The Weeknd has made history in London again after smashing the ticket sales record at Wembley Stadium.

The Canadian singer-songwriter (real name Abel Tesfaye) sold 87,000 tickets to his 18 August concert, according to Live Nation UK.

The show, supported by Kaytranada and Mike Dean, was the final European date on his ongoing After Hours ‘Til Dawn’ Tour.

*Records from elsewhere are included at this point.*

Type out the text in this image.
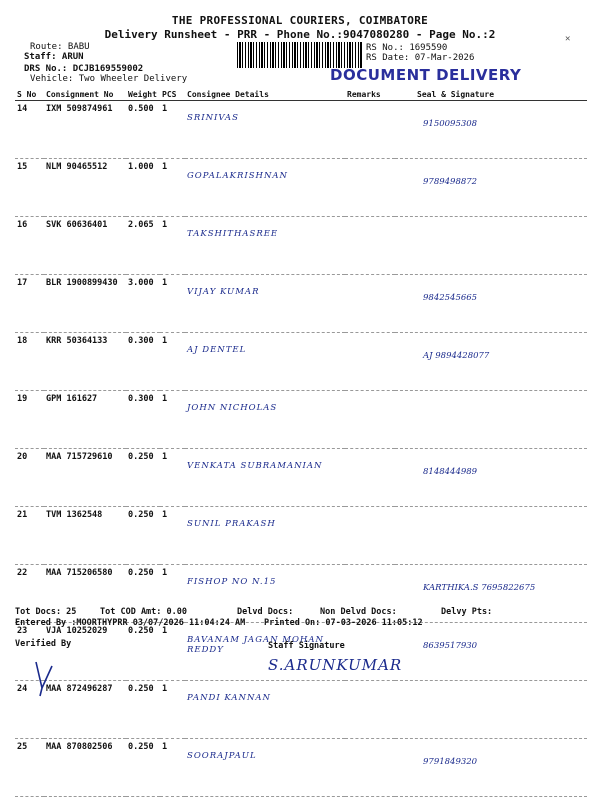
THE PROFESSIONAL COURIERS, COIMBATORE
Delivery Runsheet - PRR - Phone No.:9047080280 - Page No.:2	✕
Route: BABU
Staff: ARUN
DRS No.: DCJB169559002
Vehicle: Two Wheeler Delivery
RS No.: 1695590
RS Date: 07-Mar-2026
DOCUMENT DELIVERY
S No	Consignment No	Weight	PCS	Consignee Details	Remarks	Seal & Signature
14	IXM 509874961	0.500	1	SRINIVAS		9150095308
15	NLM 90465512	1.000	1	GOPALAKRISHNAN		9789498872
16	SVK 60636401	2.065	1	TAKSHITHASREE		
17	BLR 1900899430	3.000	1	VIJAY KUMAR		9842545665
18	KRR 50364133	0.300	1	AJ DENTEL		AJ 9894428077
19	GPM 161627	0.300	1	JOHN NICHOLAS		
20	MAA 715729610	0.250	1	VENKATA SUBRAMANIAN		8148444989
21	TVM 1362548	0.250	1	SUNIL PRAKASH		
22	MAA 715206580	0.250	1	FISHOP NO N.15		KARTHIKA.S 7695822675
23	VJA 10252029	0.250	1	BAVANAM JAGAN MOHAN REDDY		8639517930
24	MAA 872496287	0.250	1	PANDI KANNAN		
25	MAA 870802506	0.250	1	SOORAJPAUL		9791849320
Tot Docs: 25	Tot COD Amt: 0.00	Delvd Docs:	Non Delvd Docs:	Delvy Pts:
Entered By :MOORTHYPRR 03/07/2026 11:04:24 AM Printed On: 07-03-2026 11:05:12
Verified By	Staff Signature
S.ARUNKUMAR
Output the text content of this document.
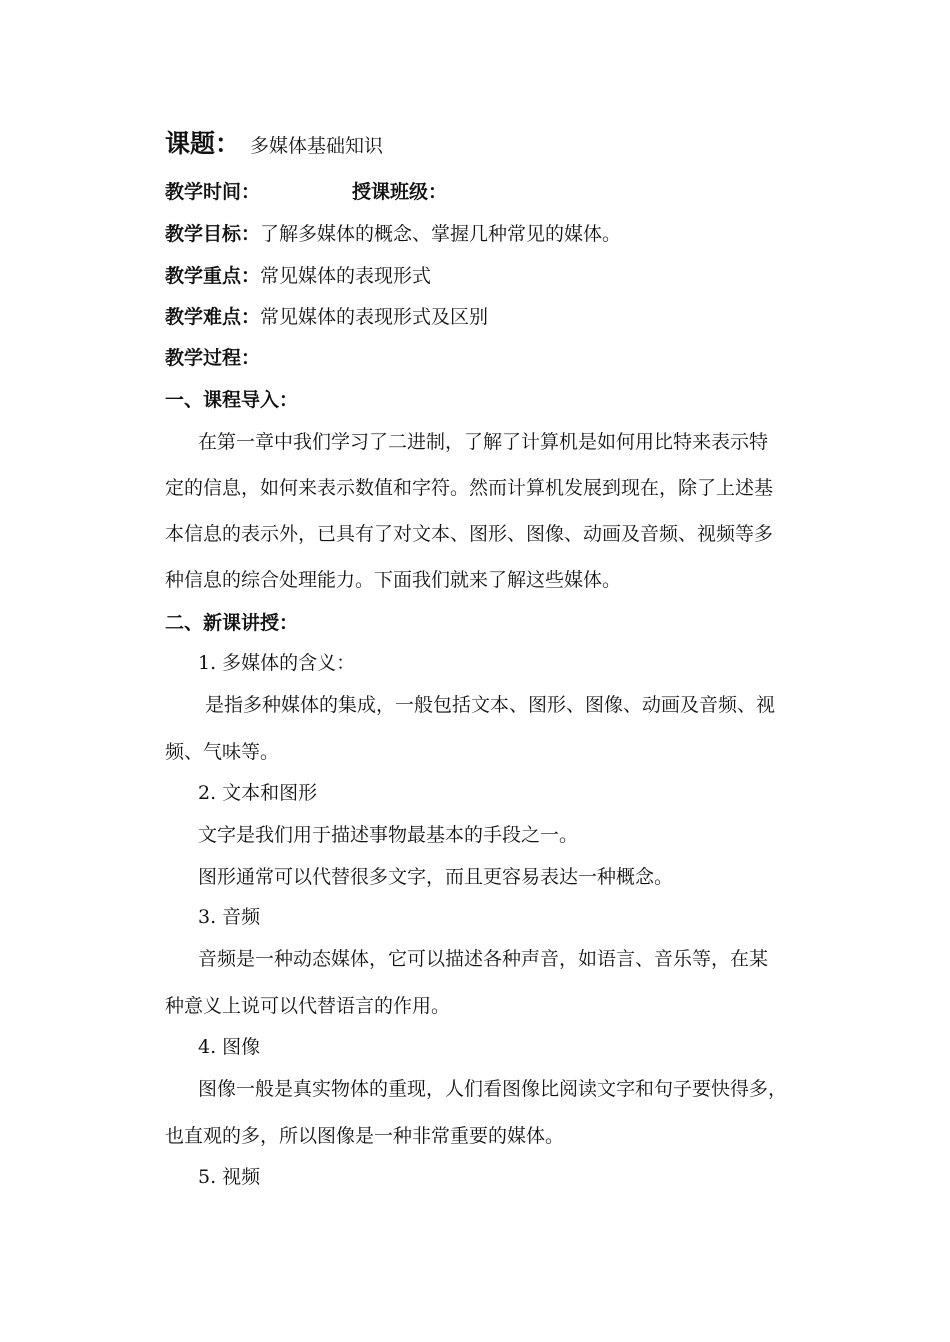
课题： 多媒体基础知识
教学时间：	授课班级：
教学目标：了解多媒体的概念、掌握几种常见的媒体。
教学重点：常见媒体的表现形式
教学难点：常见媒体的表现形式及区别
教学过程：
一、课程导入：
在第一章中我们学习了二进制，了解了计算机是如何用比特来表示特
定的信息，如何来表示数值和字符。然而计算机发展到现在，除了上述基
本信息的表示外，已具有了对文本、图形、图像、动画及音频、视频等多
种信息的综合处理能力。下面我们就来了解这些媒体。
二、新课讲授：
1. 多媒体的含义：
是指多种媒体的集成，一般包括文本、图形、图像、动画及音频、视
频、气味等。
2. 文本和图形
文字是我们用于描述事物最基本的手段之一。
图形通常可以代替很多文字，而且更容易表达一种概念。
3. 音频
音频是一种动态媒体，它可以描述各种声音，如语言、音乐等，在某
种意义上说可以代替语言的作用。
4. 图像
图像一般是真实物体的重现，人们看图像比阅读文字和句子要快得多，
也直观的多，所以图像是一种非常重要的媒体。
5. 视频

It marks the second consecutive time the multi-Grammy-winning artist has broken a record in the UK capital.

“Abel continues to sell at an astounding level across Europe”

Just last month, the Weeknd set a new attendance record for London Stadium, after drawing 160,000 fans over two nights.

“On the heels of an enormous, hugely successful US tour, Abel continues to sell at an astounding level across Europe,” CAA’s co-head of North American touring Darryl Eaton said. “We couldn’t be more proud to work with him and his team on this incredible tour.”

Last year’s North American leg of the global After Hours Til Dawn Tour grossed $148 million (€135m), with the stadium run now having grossed more than $350m to date worldwide.

The After Hours ‘Til Dawn’ Tour will visit Latin America this autumn with shows in Mexico City, Rio de Janeiro, Buenos Aires, among others stops.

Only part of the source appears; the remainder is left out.